I originally tracked the above manually using spreadsheets but it's so much
nicer having a simple interface to keep track of everything for a modest cost.

------
ptrikutam
I've been freelancing for over 2 years now and I use Freshbooks
([http://www.freshbooks.com/](http://www.freshbooks.com/)) for all my time
tracking / invoicing. It also can accept payments via Stripe, as well as
connect to my business credit card to automatically pull in expenses, so most
of my accounting stuff gets very easy to handle -- I barely log in to it for
any management, I just use ChronoMate
([http://chronomateapp.com/](http://chronomateapp.com/)) to track my time, and
it auto-generates weekly invoices to send to my clients. Couldn't recommend it
enough!

------
davismwfl
To track my time I use an app called Hours Tracker Pro on my iPad (it has a
Piggy bank icon) and it allows me to set a rate per client/deal and track time
across multiple projects/clients. I also had my contractors use the tool and
send me the excel file export from it as you can email the time report to
anyone. This let me get their time, take the excel files and create my
invoices in my accounting application. It did take an extra step and could
have been better, but it wasn't a huge ordeal.

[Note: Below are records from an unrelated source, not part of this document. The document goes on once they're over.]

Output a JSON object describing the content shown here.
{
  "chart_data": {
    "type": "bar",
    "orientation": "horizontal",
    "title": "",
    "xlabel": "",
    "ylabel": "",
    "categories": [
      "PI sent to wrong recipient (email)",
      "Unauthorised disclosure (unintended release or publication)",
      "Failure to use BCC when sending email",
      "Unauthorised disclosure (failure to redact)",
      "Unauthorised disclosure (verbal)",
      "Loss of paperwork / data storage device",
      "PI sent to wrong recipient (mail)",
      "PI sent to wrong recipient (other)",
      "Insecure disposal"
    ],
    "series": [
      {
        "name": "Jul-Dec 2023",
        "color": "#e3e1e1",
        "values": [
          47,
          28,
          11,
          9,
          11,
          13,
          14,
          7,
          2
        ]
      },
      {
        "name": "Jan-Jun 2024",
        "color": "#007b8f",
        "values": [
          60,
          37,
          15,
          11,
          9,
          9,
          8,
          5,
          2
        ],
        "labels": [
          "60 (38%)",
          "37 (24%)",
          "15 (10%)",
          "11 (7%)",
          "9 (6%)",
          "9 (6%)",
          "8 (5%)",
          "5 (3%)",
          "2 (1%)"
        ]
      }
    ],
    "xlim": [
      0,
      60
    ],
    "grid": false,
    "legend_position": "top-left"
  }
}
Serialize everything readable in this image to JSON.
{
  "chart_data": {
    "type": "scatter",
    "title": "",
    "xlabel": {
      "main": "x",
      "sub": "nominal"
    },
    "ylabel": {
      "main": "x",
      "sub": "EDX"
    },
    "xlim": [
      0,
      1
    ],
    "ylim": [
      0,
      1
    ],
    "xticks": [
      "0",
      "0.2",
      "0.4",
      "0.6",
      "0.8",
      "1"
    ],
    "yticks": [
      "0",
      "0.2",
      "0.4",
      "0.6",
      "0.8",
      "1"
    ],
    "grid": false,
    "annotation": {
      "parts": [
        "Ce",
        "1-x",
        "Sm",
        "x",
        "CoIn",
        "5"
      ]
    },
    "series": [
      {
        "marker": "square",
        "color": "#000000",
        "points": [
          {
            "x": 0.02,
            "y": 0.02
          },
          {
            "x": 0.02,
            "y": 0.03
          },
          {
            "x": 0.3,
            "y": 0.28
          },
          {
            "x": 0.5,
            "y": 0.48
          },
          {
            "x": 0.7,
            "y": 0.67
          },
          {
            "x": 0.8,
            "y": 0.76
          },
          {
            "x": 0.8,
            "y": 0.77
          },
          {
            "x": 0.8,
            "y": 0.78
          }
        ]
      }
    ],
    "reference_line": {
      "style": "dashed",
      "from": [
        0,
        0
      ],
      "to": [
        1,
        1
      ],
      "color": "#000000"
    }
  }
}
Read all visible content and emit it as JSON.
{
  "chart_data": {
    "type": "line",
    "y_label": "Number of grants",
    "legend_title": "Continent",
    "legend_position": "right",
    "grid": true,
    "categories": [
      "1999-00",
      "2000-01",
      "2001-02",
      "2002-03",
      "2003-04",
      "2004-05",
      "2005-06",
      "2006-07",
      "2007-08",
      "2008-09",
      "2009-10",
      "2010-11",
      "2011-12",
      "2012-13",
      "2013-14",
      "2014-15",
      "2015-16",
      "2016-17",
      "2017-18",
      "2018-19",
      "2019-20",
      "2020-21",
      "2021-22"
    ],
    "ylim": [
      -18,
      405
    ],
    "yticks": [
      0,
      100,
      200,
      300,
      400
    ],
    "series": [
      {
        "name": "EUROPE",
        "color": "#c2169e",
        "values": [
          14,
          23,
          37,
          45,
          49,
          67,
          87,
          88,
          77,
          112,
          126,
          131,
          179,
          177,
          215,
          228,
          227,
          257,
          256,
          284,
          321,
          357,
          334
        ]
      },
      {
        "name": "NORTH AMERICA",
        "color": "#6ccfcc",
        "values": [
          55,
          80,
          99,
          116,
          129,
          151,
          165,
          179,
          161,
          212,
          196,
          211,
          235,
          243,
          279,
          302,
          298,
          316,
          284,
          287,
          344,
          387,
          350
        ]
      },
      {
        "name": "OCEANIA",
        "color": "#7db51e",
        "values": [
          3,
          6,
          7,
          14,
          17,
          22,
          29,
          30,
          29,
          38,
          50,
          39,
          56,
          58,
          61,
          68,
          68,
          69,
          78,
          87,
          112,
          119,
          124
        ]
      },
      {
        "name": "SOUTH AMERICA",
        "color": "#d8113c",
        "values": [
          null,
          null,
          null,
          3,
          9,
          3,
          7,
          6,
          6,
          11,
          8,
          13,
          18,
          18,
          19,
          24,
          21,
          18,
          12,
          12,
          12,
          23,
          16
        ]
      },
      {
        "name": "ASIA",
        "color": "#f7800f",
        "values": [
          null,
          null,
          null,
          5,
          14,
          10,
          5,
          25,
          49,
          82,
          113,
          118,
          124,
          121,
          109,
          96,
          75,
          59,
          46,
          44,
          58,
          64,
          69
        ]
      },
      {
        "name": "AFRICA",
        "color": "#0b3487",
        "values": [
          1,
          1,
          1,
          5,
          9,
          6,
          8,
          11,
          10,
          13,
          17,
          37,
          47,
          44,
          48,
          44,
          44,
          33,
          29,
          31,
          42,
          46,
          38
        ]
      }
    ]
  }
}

Then for invoicing and getting paid, I used Wave Accounting (but honestly was
moving away from it). At least for now, I use Quickbooks for everything Wave
used to do for me. Wave has come out with some new features to solve some of
the issues I had and to make time tracking etc easier.

------
avargas
I tried so many different tools, mostly trying to avoid paying for a service,
but honestly, there's nothing as good and as simple as getharvest.com. Simple
time tracking, simple invoice generation and my clients can pay via a credit
card (Stripe integration) right away. It's worth it.

------
wingerlang
Try wakatime.com for automatic time tracking.